The cut – detailed in the draft local government funding settlement – represent a 3.3% reduction in councils’ “spending power”, a figure calculated by the government, which takes into account total funding from Whitehall and local sources such as council tax.
The 3.3% drop comes on top of a 4.7% fall this year and neither figure takes account of inflation or rising demographic pressures on councils in adult social care.
The impact of this year’s cut was that councils are make £1bn in savings in adult social care, and the Association of Directors of Adult Social has predicted that a similar reduction will be made in 2012-13.
“Today’s settlement announcement confirms that local government continues to bear the brunt of public spending cuts in this spending review period [from 2011-15], said Merrick Cockell.The future outlook for councils worsened last week as chancellor George Osborne signalled deeper cuts to councils than previously planned from 2013-17, in the light of the ongoing problems with the economy.
Yesterday’s funding settlement came as the government announced that local authorities who planned to increase council by more than 3.5% next year would have to put their plans to a local referendum, whose result would be binding.

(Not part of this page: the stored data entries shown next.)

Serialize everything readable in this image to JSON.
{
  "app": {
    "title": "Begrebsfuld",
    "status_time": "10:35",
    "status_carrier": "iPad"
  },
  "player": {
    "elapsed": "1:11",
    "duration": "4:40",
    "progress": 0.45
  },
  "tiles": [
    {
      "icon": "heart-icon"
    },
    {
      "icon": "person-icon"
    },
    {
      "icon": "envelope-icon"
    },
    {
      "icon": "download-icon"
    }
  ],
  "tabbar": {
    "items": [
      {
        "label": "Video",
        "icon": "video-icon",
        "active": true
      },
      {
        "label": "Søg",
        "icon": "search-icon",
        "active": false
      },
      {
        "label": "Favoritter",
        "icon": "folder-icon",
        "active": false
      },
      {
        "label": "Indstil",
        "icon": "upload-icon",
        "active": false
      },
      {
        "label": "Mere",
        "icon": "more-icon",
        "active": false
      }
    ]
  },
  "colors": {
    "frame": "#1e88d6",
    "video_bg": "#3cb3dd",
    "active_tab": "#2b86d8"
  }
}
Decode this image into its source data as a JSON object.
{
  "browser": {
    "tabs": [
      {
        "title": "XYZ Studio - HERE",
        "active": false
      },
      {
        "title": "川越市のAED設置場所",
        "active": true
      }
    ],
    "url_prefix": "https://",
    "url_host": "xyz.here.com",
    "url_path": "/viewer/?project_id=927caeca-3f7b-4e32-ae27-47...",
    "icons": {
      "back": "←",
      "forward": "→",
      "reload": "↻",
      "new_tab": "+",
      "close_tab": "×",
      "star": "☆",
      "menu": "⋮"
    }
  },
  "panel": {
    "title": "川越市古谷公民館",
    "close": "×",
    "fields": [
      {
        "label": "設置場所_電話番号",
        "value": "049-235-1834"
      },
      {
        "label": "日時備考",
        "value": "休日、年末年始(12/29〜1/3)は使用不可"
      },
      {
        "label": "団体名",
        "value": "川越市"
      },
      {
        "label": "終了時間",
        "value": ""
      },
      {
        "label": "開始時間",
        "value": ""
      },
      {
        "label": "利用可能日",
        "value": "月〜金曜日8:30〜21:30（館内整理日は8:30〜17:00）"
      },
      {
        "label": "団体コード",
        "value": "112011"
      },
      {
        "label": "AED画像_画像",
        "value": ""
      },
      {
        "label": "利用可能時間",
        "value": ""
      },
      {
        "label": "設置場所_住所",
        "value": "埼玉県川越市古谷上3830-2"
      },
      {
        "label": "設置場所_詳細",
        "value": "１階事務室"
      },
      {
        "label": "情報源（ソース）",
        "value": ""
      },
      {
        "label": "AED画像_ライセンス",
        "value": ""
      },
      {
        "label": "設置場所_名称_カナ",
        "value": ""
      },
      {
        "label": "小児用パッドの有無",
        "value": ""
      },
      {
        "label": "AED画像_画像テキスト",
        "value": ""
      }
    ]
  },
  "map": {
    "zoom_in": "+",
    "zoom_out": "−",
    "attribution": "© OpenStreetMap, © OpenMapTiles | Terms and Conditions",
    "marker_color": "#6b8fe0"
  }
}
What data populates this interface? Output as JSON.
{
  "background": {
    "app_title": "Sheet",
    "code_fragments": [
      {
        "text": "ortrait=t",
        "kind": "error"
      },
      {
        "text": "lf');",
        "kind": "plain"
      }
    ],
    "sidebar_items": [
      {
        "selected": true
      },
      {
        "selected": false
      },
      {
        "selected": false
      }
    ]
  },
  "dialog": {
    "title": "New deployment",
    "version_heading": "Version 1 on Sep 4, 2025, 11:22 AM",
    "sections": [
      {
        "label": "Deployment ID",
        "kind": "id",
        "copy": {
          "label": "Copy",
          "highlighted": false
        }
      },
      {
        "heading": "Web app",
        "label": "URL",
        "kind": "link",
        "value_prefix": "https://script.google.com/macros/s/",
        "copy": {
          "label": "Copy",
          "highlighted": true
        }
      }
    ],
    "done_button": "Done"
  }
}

Most councils froze council tax this year, after the government offered them a grant equivalent to a 2.5% rise if they kept bills for households constant and promised to replicate the grant up to 2014-15 so that councils would not be left with a funding gap in future years.
The government has offered councils an additional grant for 2012-13 to fix council tax levels next year; however, this would be a one-off and thus would leave authorities with a funding gap from 2013-14 onwards.